Australian Joanne Roberts, of Frankston North, Victoria, first purchased Quorn Lasagna at Woolworth’s. Almost immediately, the 41-year-old homemaker realized something was not quite right. First came a gnawing pain in her upper abdomen, and then burping. Then, a tingling feeling in her limbs. Over the next six hours, she suffered severe and sometimes sudden vomiting. Following that, equally severe diarrhea—watery at first, then bloody. After various medications eased those symptoms, cramping and fatigue lingered in Roberts for a week.
“It’s such a shame that an alternative for vegetarians is so harmful to my health,” Roberts said. “This product should have been checked more before being released upon the public.”
Donna-marie Bradtke, a 47-year-old weight-loss consultant from Perth, had similar experiences after eating Quorn Southern Style Burgers, which she purchased from the retailer Coles. “I had such violent vomiting that my throat seemed to close and I really thought I was going to choke. I am very worried that someone old or very young may eat this product and have the same adverse reaction,” Bradtke said.
Quorn’s fungus is a strain of mold found in the 1960s in a British dirt sample. Scientists found that the fungus could be cultivated in fermentation vats and turned into an inexpensive source of protein. The name of the fungus, Fusarium venenatum, might have tipped off scientists and food safety officials: venenatum is Latin for “filled with venom.” But early Quorn marketing materials sought to convey a relationship with more desirable fungi, such as mushrooms and morels. But that relationship turned out to be more distant than consumers were led to believe. One mycologist—a fungus expert—said that calling Quorn a mushroom was like “calling a rat a chicken because both are animals.” Another expert in fungal taxonomy told CSPI that “mushrooms are as distantly related to Quorn’s fungus as humans are to jellyfish.”

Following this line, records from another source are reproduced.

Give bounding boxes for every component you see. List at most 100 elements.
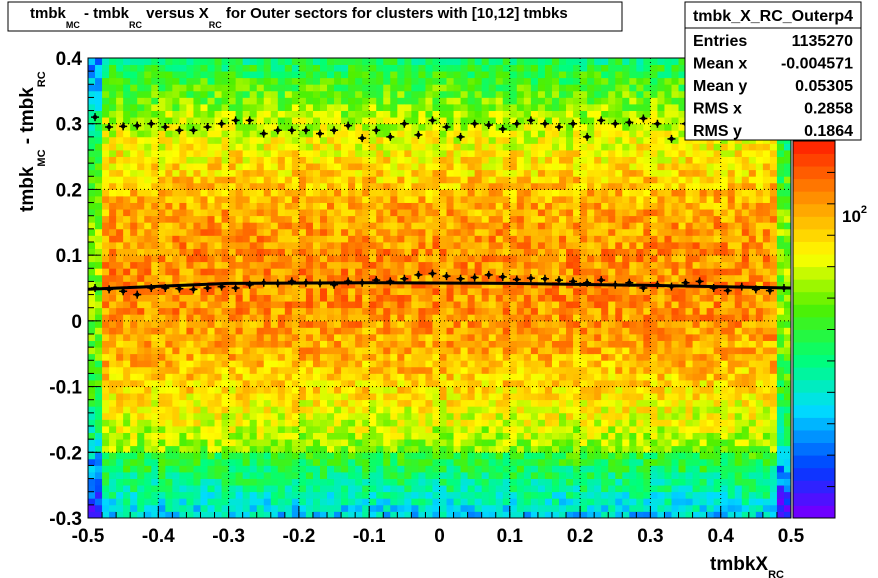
heatmap-cell <box>186 242 194 249</box>
heatmap-cell <box>488 334 497 341</box>
heatmap-cell <box>221 445 229 453</box>
heatmap-cell <box>172 301 180 309</box>
heatmap-cell <box>559 215 567 223</box>
heatmap-cell <box>495 58 504 65</box>
heatmap-cell <box>453 288 461 295</box>
heatmap-cell <box>158 307 166 315</box>
heatmap-cell <box>214 202 222 210</box>
heatmap-cell <box>116 504 124 512</box>
heatmap-cell <box>193 373 201 381</box>
heatmap-cell <box>221 84 229 92</box>
heatmap-cell <box>481 136 490 144</box>
heatmap-cell <box>341 58 349 65</box>
heatmap-cell <box>165 366 173 374</box>
heatmap-cell <box>242 123 251 131</box>
heatmap-cell <box>319 169 328 177</box>
heatmap-cell <box>411 498 419 506</box>
heatmap-cell <box>158 235 166 243</box>
heatmap-cell <box>432 452 440 460</box>
heatmap-cell <box>116 104 124 111</box>
heatmap-cell <box>460 110 469 118</box>
heatmap-cell <box>467 261 476 269</box>
heatmap-cell <box>158 176 166 184</box>
heatmap-cell <box>235 104 244 111</box>
heatmap-cell <box>495 301 504 309</box>
heatmap-cell <box>144 150 152 157</box>
heatmap-cell <box>425 97 433 105</box>
heatmap-cell <box>207 294 215 302</box>
heatmap-cell <box>88 360 96 368</box>
heatmap-cell <box>481 143 490 151</box>
heatmap-cell <box>284 58 293 65</box>
heatmap-cell <box>151 130 159 138</box>
heatmap-cell <box>158 478 166 486</box>
heatmap-cell <box>530 58 539 65</box>
heatmap-cell <box>235 320 244 328</box>
heatmap-cell <box>305 478 314 486</box>
heatmap-cell <box>566 458 574 466</box>
heatmap-cell <box>165 90 173 98</box>
heatmap-cell <box>390 360 398 368</box>
heatmap-cell <box>102 485 110 493</box>
heatmap-cell <box>327 412 335 420</box>
heatmap-cell <box>362 84 370 92</box>
heatmap-cell <box>172 274 180 282</box>
heatmap-cell <box>158 104 166 111</box>
heatmap-cell <box>439 176 447 184</box>
heatmap-cell <box>291 432 300 440</box>
heatmap-cell <box>95 150 103 157</box>
heatmap-cell <box>158 504 166 512</box>
heatmap-cell <box>509 458 518 466</box>
heatmap-cell <box>291 439 300 447</box>
heatmap-cell <box>376 419 384 427</box>
heatmap-cell <box>130 301 138 309</box>
heatmap-cell <box>502 130 511 138</box>
heatmap-cell <box>404 498 412 506</box>
heatmap-cell <box>573 320 581 328</box>
heatmap-cell <box>523 104 532 111</box>
heatmap-cell <box>88 406 96 414</box>
heatmap-cell <box>544 458 553 466</box>
heatmap-cell <box>418 478 426 486</box>
heatmap-cell <box>362 136 370 144</box>
heatmap-cell <box>256 274 265 282</box>
heatmap-cell <box>165 84 173 92</box>
heatmap-cell <box>544 196 553 203</box>
heatmap-cell <box>573 314 581 322</box>
heatmap-cell <box>439 288 447 295</box>
heatmap-cell <box>130 445 138 453</box>
heatmap-cell <box>488 117 497 125</box>
heatmap-cell <box>341 117 349 125</box>
heatmap-cell <box>425 156 433 164</box>
heatmap-cell <box>573 452 581 460</box>
heatmap-cell <box>186 261 194 269</box>
heatmap-cell <box>249 432 258 440</box>
heatmap-cell <box>495 373 504 381</box>
heatmap-cell <box>544 307 553 315</box>
heatmap-cell <box>390 320 398 328</box>
heatmap-cell <box>481 432 490 440</box>
heatmap-cell <box>102 156 110 164</box>
heatmap-cell <box>291 268 300 276</box>
heatmap-cell <box>474 130 483 138</box>
heatmap-cell <box>298 452 307 460</box>
heatmap-cell <box>179 209 187 217</box>
heatmap-cell <box>411 84 419 92</box>
heatmap-cell <box>418 150 426 157</box>
heatmap-cell <box>235 150 244 157</box>
heatmap-cell <box>397 97 405 105</box>
heatmap-cell <box>509 274 518 282</box>
heatmap-cell <box>369 445 377 453</box>
heatmap-cell <box>327 399 335 407</box>
heatmap-cell <box>397 340 405 348</box>
heatmap-cell <box>559 169 567 177</box>
heatmap-cell <box>242 202 251 210</box>
heatmap-cell <box>390 478 398 486</box>
heatmap-cell <box>418 182 426 190</box>
heatmap-cell <box>214 196 222 203</box>
heatmap-cell <box>263 334 272 341</box>
heatmap-cell <box>474 281 483 289</box>
heatmap-cell <box>390 340 398 348</box>
heatmap-cell <box>256 150 265 157</box>
heatmap-cell <box>137 150 145 157</box>
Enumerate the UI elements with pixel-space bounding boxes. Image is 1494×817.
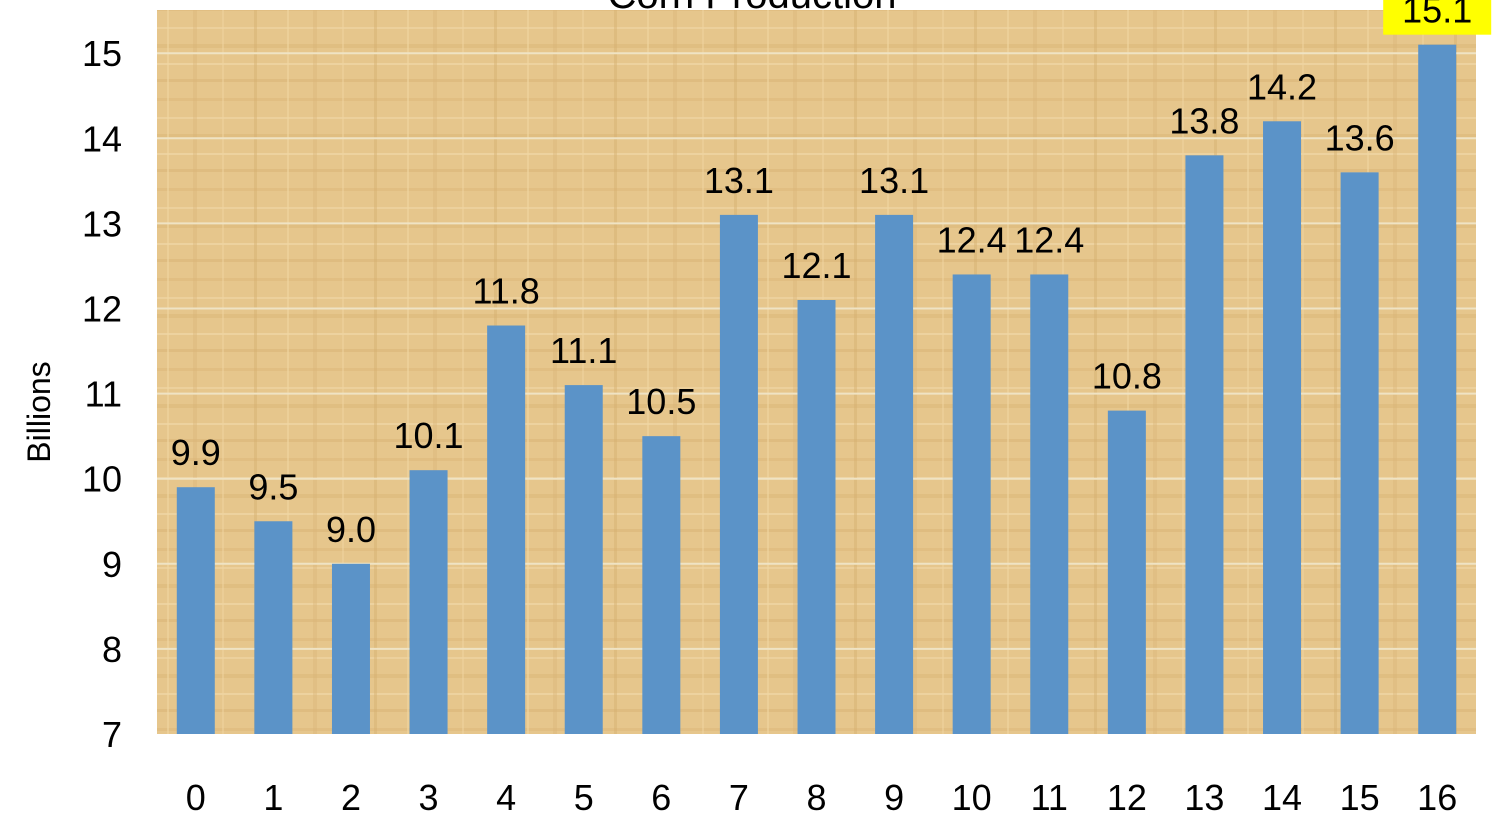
data-label-11: 12.4 xyxy=(1014,219,1084,260)
bar-0 xyxy=(176,487,215,734)
x-tick-12: 12 xyxy=(1107,777,1147,817)
x-tick-6: 6 xyxy=(651,777,671,817)
y-tick-7: 7 xyxy=(102,714,122,755)
bar-5 xyxy=(564,385,603,734)
bar-13 xyxy=(1185,155,1224,734)
data-label-16: 15.1 xyxy=(1402,0,1472,31)
data-labels: 9.99.59.010.111.811.110.513.112.113.112.… xyxy=(171,0,1492,550)
bar-14 xyxy=(1263,121,1302,734)
y-tick-10: 10 xyxy=(82,459,122,500)
x-tick-2: 2 xyxy=(341,777,361,817)
bar-16 xyxy=(1418,44,1457,734)
x-tick-16: 16 xyxy=(1417,777,1457,817)
x-tick-1: 1 xyxy=(263,777,283,817)
data-label-6: 10.5 xyxy=(626,381,696,422)
bar-15 xyxy=(1340,172,1379,735)
data-label-3: 10.1 xyxy=(394,415,464,456)
x-tick-8: 8 xyxy=(806,777,826,817)
data-label-7: 13.1 xyxy=(704,160,774,201)
x-tick-5: 5 xyxy=(574,777,594,817)
x-tick-9: 9 xyxy=(884,777,904,817)
x-tick-7: 7 xyxy=(729,777,749,817)
bar-2 xyxy=(331,563,370,734)
y-tick-12: 12 xyxy=(82,289,122,330)
bar-10 xyxy=(952,274,991,734)
x-tick-13: 13 xyxy=(1184,777,1224,817)
data-label-1: 9.5 xyxy=(248,466,298,507)
x-tick-11: 11 xyxy=(1031,777,1068,817)
y-tick-13: 13 xyxy=(82,203,122,244)
y-tick-14: 14 xyxy=(82,118,122,159)
y-tick-15: 15 xyxy=(82,33,122,74)
y-axis-ticks: 7 8 9 10 11 12 13 14 15 xyxy=(82,33,122,755)
x-tick-0: 0 xyxy=(186,777,206,817)
data-label-13: 13.8 xyxy=(1169,100,1239,141)
x-tick-3: 3 xyxy=(419,777,439,817)
x-tick-14: 14 xyxy=(1262,777,1302,817)
bar-4 xyxy=(487,325,526,734)
data-label-12: 10.8 xyxy=(1092,356,1162,397)
data-label-4: 11.8 xyxy=(472,271,539,312)
bar-11 xyxy=(1030,274,1069,734)
data-label-14: 14.2 xyxy=(1247,66,1317,107)
data-label-9: 13.1 xyxy=(859,160,929,201)
bars xyxy=(176,44,1457,735)
y-axis-title: Billions xyxy=(21,361,57,462)
y-tick-8: 8 xyxy=(102,629,122,670)
bar-1 xyxy=(254,521,293,734)
data-label-0: 9.9 xyxy=(171,432,221,473)
bar-7 xyxy=(719,214,758,734)
bar-3 xyxy=(409,470,448,734)
y-tick-11: 11 xyxy=(85,374,122,415)
x-tick-15: 15 xyxy=(1340,777,1380,817)
bar-6 xyxy=(642,436,681,734)
x-tick-4: 4 xyxy=(496,777,516,817)
data-label-15: 13.6 xyxy=(1325,117,1395,158)
x-tick-10: 10 xyxy=(952,777,992,817)
chart-title: Corn Production xyxy=(607,0,896,17)
y-tick-9: 9 xyxy=(102,544,122,585)
bar-9 xyxy=(875,214,914,734)
data-label-8: 12.1 xyxy=(781,245,851,286)
data-label-2: 9.0 xyxy=(326,509,376,550)
data-label-highlight xyxy=(1383,0,1492,35)
data-label-5: 11.1 xyxy=(550,330,617,371)
x-axis-ticks: 0 1 2 3 4 5 6 7 8 9 10 11 12 13 14 15 16 xyxy=(186,777,1457,817)
bar-8 xyxy=(797,299,836,734)
bar-12 xyxy=(1107,410,1146,734)
data-label-10: 12.4 xyxy=(937,219,1007,260)
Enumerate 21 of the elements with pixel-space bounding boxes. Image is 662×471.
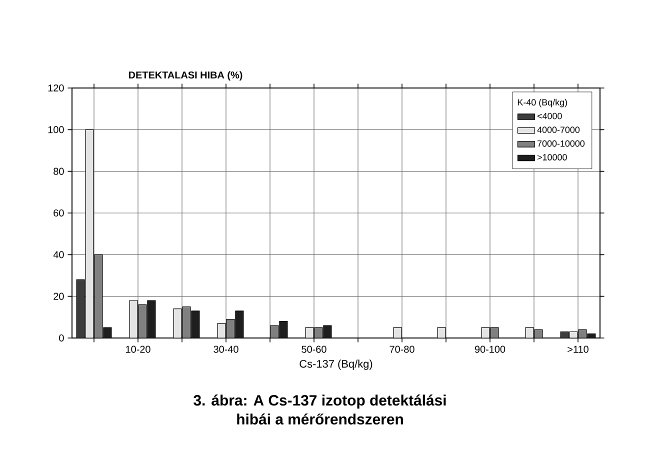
x-tick-label: >110 (568, 346, 588, 353)
x-tick-label: 90-100 (474, 346, 506, 353)
legend-title: K-40 (Bq/kg) (518, 98, 567, 108)
legend-label: <4000 (537, 112, 562, 120)
x-tick-label: 70-80 (390, 346, 414, 353)
legend-label: 7000-10000 (538, 140, 585, 147)
y-tick-label: 60 (54, 209, 64, 217)
y-tick-label: 100 (48, 126, 64, 134)
text: 3. ábra: A Cs-137 izotop detektálási hibái a mérőrendszeren (194, 394, 446, 425)
y-tick-label: 120 (48, 84, 64, 92)
legend-label: 4000-7000 (537, 126, 580, 133)
y-tick-label: 20 (54, 292, 64, 300)
x-tick-label: 10-20 (126, 346, 150, 353)
y-tick-label: 80 (54, 168, 64, 175)
x-tick-label: 30-40 (214, 346, 238, 353)
legend-label: >10000 (537, 154, 567, 160)
y-tick-label: 40 (53, 251, 64, 258)
y-tick-label: 0 (59, 334, 64, 342)
y-axis-title: DETEKTALASI HIBA (%) (128, 71, 242, 80)
x-tick-label: 50-60 (302, 346, 326, 353)
x-axis-title: Cs-137 (Bq/kg) (300, 360, 372, 370)
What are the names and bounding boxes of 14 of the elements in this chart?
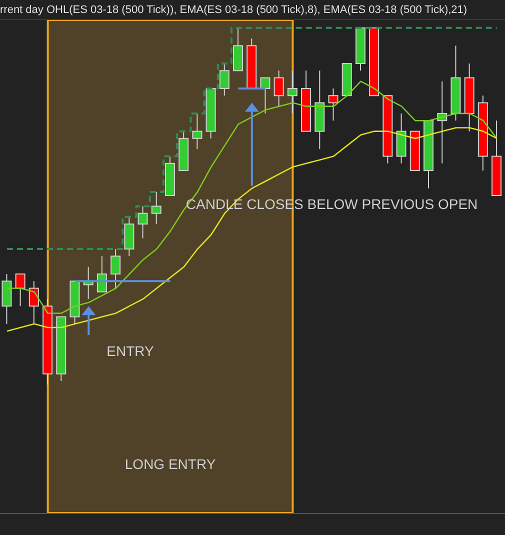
chart-title: rrent day OHL(ES 03-18 (500 Tick)), EMA(ES 03-18 (500 Tick),8), EMA(ES 03-18 (500 Tick),21) [0,0,505,20]
candlestick [274,70,284,107]
candlestick [287,70,298,114]
annotation: ENTRY [106,343,155,360]
candlestick [96,256,107,292]
text: LONG ENTRY [124,456,216,472]
candlestick [260,77,270,114]
candlestick [151,191,162,225]
candlestick [138,206,148,239]
candlestick [192,112,202,150]
candlestick [328,88,338,122]
candlestick [15,273,26,307]
candlestick [110,248,121,289]
candlestick [219,63,230,96]
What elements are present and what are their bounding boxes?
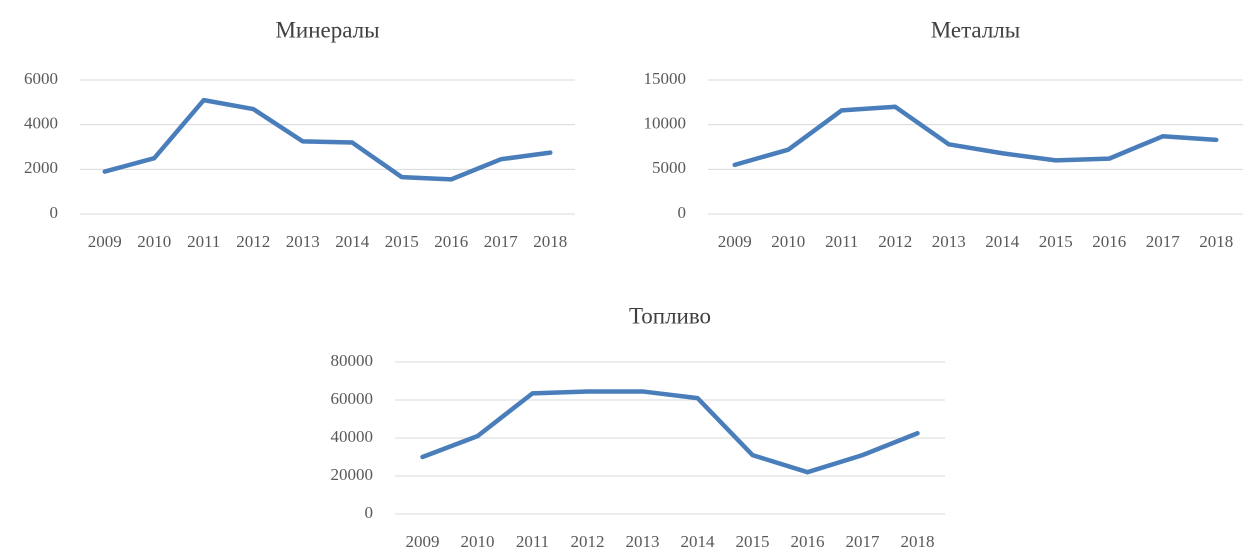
y-tick-label: 10000 — [644, 114, 687, 133]
x-tick-label: 2009 — [88, 232, 122, 251]
series-line — [420, 389, 920, 475]
x-tick-label: 2017 — [484, 232, 519, 251]
y-tick-label: 60000 — [331, 389, 374, 408]
x-tick-label: 2010 — [461, 532, 495, 549]
y-tick-label: 0 — [50, 203, 59, 222]
x-tick-label: 2018 — [533, 232, 567, 251]
x-tick-label: 2013 — [626, 532, 660, 549]
x-tick-label: 2018 — [1199, 232, 1233, 251]
x-tick-label: 2009 — [406, 532, 440, 549]
y-tick-label: 40000 — [331, 427, 374, 446]
x-tick-label: 2014 — [985, 232, 1020, 251]
x-tick-label: 2015 — [736, 532, 770, 549]
y-tick-label: 80000 — [331, 351, 374, 370]
chart-title: Минералы — [275, 17, 379, 42]
x-tick-label: 2011 — [187, 232, 220, 251]
y-tick-label: 2000 — [24, 158, 58, 177]
x-tick-label: 2010 — [771, 232, 805, 251]
x-tick-label: 2017 — [1146, 232, 1181, 251]
x-tick-label: 2009 — [718, 232, 752, 251]
x-tick-label: 2014 — [335, 232, 370, 251]
x-tick-label: 2016 — [791, 532, 825, 549]
x-tick-label: 2017 — [846, 532, 881, 549]
y-tick-label: 0 — [678, 203, 687, 222]
y-tick-label: 5000 — [652, 158, 686, 177]
x-tick-label: 2012 — [571, 532, 605, 549]
y-tick-label: 6000 — [24, 69, 58, 88]
x-tick-label: 2014 — [681, 532, 716, 549]
x-tick-label: 2013 — [932, 232, 966, 251]
x-tick-label: 2010 — [137, 232, 171, 251]
chart-title: Металлы — [931, 17, 1021, 42]
x-tick-label: 2012 — [878, 232, 912, 251]
series-line — [732, 104, 1219, 168]
x-tick-label: 2016 — [434, 232, 468, 251]
y-tick-label: 15000 — [644, 69, 687, 88]
series-line — [102, 97, 553, 182]
x-tick-label: 2015 — [1039, 232, 1073, 251]
x-tick-label: 2013 — [286, 232, 320, 251]
y-tick-label: 0 — [365, 503, 374, 522]
x-tick-label: 2011 — [825, 232, 858, 251]
chart-title: Топливо — [629, 303, 711, 328]
x-tick-label: 2018 — [901, 532, 935, 549]
y-tick-label: 20000 — [331, 465, 374, 484]
y-tick-label: 4000 — [24, 114, 58, 133]
x-tick-label: 2015 — [385, 232, 419, 251]
x-tick-label: 2012 — [236, 232, 270, 251]
x-tick-label: 2016 — [1092, 232, 1126, 251]
x-tick-label: 2011 — [516, 532, 549, 549]
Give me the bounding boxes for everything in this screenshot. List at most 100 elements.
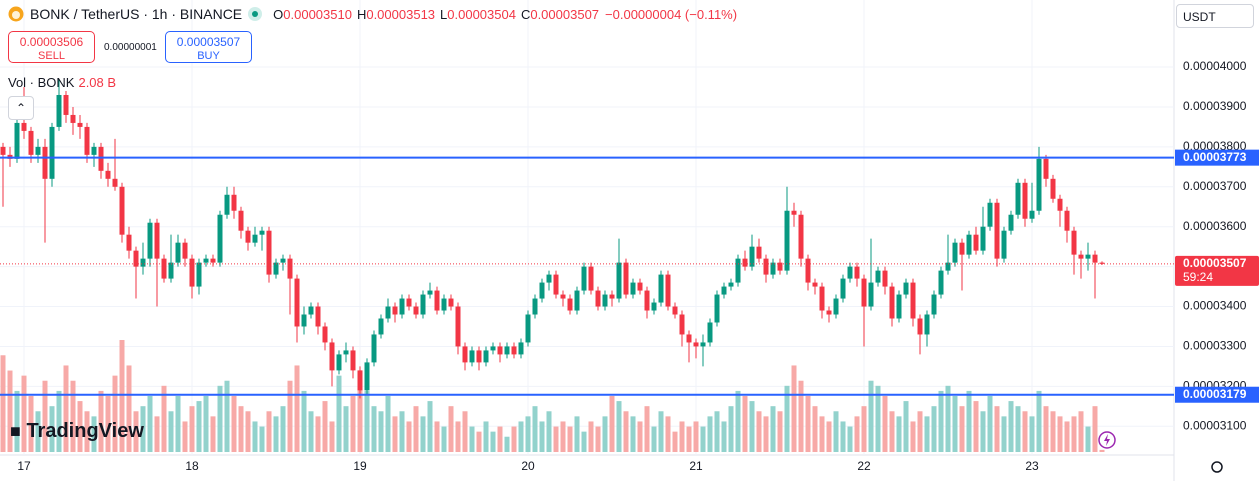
volume-bar bbox=[427, 401, 433, 452]
candle-body bbox=[224, 194, 230, 215]
candle-body bbox=[903, 282, 909, 295]
candle-body bbox=[483, 350, 489, 363]
x-tick-label: 18 bbox=[185, 459, 199, 473]
candle-body bbox=[1008, 214, 1014, 231]
candle-body bbox=[77, 122, 83, 127]
candle-body bbox=[644, 290, 650, 311]
volume-bar bbox=[973, 401, 979, 452]
candle-body bbox=[378, 318, 384, 335]
candle-body bbox=[490, 346, 496, 351]
ohlc-key: H bbox=[356, 6, 367, 22]
volume-bar bbox=[91, 416, 97, 452]
volume-bar bbox=[308, 411, 314, 452]
volume-bar bbox=[182, 421, 188, 452]
volume-bar bbox=[700, 426, 706, 452]
candle-body bbox=[882, 270, 888, 287]
candle-body bbox=[21, 122, 27, 131]
candle-body bbox=[1036, 158, 1042, 211]
volume-title: Vol · BONK bbox=[8, 75, 75, 90]
candle-body bbox=[406, 298, 412, 307]
volume-bar bbox=[28, 396, 34, 452]
countdown: 59:24 bbox=[1183, 270, 1213, 284]
candle-body bbox=[154, 222, 160, 259]
volume-bar bbox=[518, 421, 524, 452]
buy-button[interactable]: 0.00003507 BUY bbox=[165, 31, 252, 63]
volume-bar bbox=[154, 416, 160, 452]
candle-body bbox=[889, 286, 895, 319]
volume-bar bbox=[679, 421, 685, 452]
volume-bar bbox=[469, 426, 475, 452]
candle-body bbox=[357, 370, 363, 391]
volume-bar bbox=[525, 416, 531, 452]
volume-bar bbox=[938, 390, 944, 452]
volume-bar bbox=[756, 411, 762, 452]
candle-body bbox=[259, 230, 265, 235]
volume-legend: Vol · BONK 2.08 B bbox=[8, 75, 116, 90]
volume-bar bbox=[889, 411, 895, 452]
symbol[interactable]: BONK / TetherUS · 1h · BINANCE bbox=[30, 6, 243, 22]
volume-bar bbox=[14, 390, 20, 452]
x-tick-label: 22 bbox=[857, 459, 871, 473]
y-tick-label: 0.00003300 bbox=[1183, 339, 1247, 353]
volume-bar bbox=[119, 340, 125, 452]
volume-bar bbox=[126, 365, 132, 452]
volume-bar bbox=[287, 380, 293, 452]
candle-body bbox=[819, 286, 825, 311]
volume-bar bbox=[385, 396, 391, 452]
candle-body bbox=[770, 262, 776, 275]
volume-bar bbox=[210, 416, 216, 452]
symbol-icon bbox=[8, 6, 24, 22]
x-tick-label: 19 bbox=[353, 459, 367, 473]
currency-select[interactable]: USDT bbox=[1176, 4, 1254, 28]
volume-bar bbox=[147, 396, 153, 452]
volume-bar bbox=[490, 431, 496, 452]
volume-bar bbox=[917, 411, 923, 452]
candle-body bbox=[91, 146, 97, 155]
candle-body bbox=[595, 290, 601, 307]
candle-body bbox=[511, 346, 517, 355]
last-price-label-bg bbox=[1175, 255, 1259, 286]
candle-body bbox=[168, 262, 174, 279]
volume-bar bbox=[749, 401, 755, 452]
candle-body bbox=[476, 350, 482, 363]
volume-bar bbox=[875, 385, 881, 452]
candle-body bbox=[441, 298, 447, 311]
candle-body bbox=[980, 226, 986, 251]
candle-body bbox=[462, 346, 468, 363]
collapse-button[interactable]: ⌃ bbox=[8, 96, 34, 120]
volume-bar bbox=[1008, 401, 1014, 452]
candle-body bbox=[791, 210, 797, 215]
volume-bar bbox=[784, 385, 790, 452]
candle-body bbox=[14, 122, 20, 159]
candle-body bbox=[602, 294, 608, 307]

“We were disappointed that food safety authorities in the U.S. and the U.K. would so quickly and incuriously welcome a brand new and powerful allergen into the human food supply, when the limited amount of testing that had been done raised so many red flags,” Jacobson said. “Unfortunately, notwithstanding all the evidence that Quorn foods are harmful, the Australian government has done the same thing.”
Quorn comes in many forms, including artificial chicken patties and nuggets, turkey-like cylindrical “Roasts,” and meat-free analogues of several British delicacies like “Cornish Pasties” and “Toad in the Hole.” Quorn’s Web site says that dishes such as “Quorn Schnitzels Cheese and Spinach” are now available at Woolworth’s, Coles, and other Australian grocers.
CSPI has been trying to get Quorn off of American and British supermarket shelves since 2002. Lawyers for the nonprofit group are presently representing an American woman who became violently ill after eating Quorn “Chik’n Patties.” Her lawsuit seeks to compel the company to place notices on Quorn labels warning consumers about the adverse reactions. CSPI has also been collecting adverse reaction reports online (more than 1,500 to date), and recently began receiving reports from worried Australian consumers.
Debra Connell of Melbourne was home with her three-and-a-half year-old twins when she became ill with vomiting, diarrhea, and a red rash after eating Quorn Lasagna. She says she’s a careful label reader, but had no idea what to expect from eating “mycoprotein.”
“It took two days for my constricted chest, coughing, and burning sensation in my chest to subside,” Connell said, adding that “I’m beginning to wonder if there are going to be life-long side effects from eating Quorn.”
As of now, the web site for Food Standards Australia & New Zealand blandly claims that “Reported cases of adverse events (gastrointestinal disturbance and allergy) are very rare. No safety concerns identified.”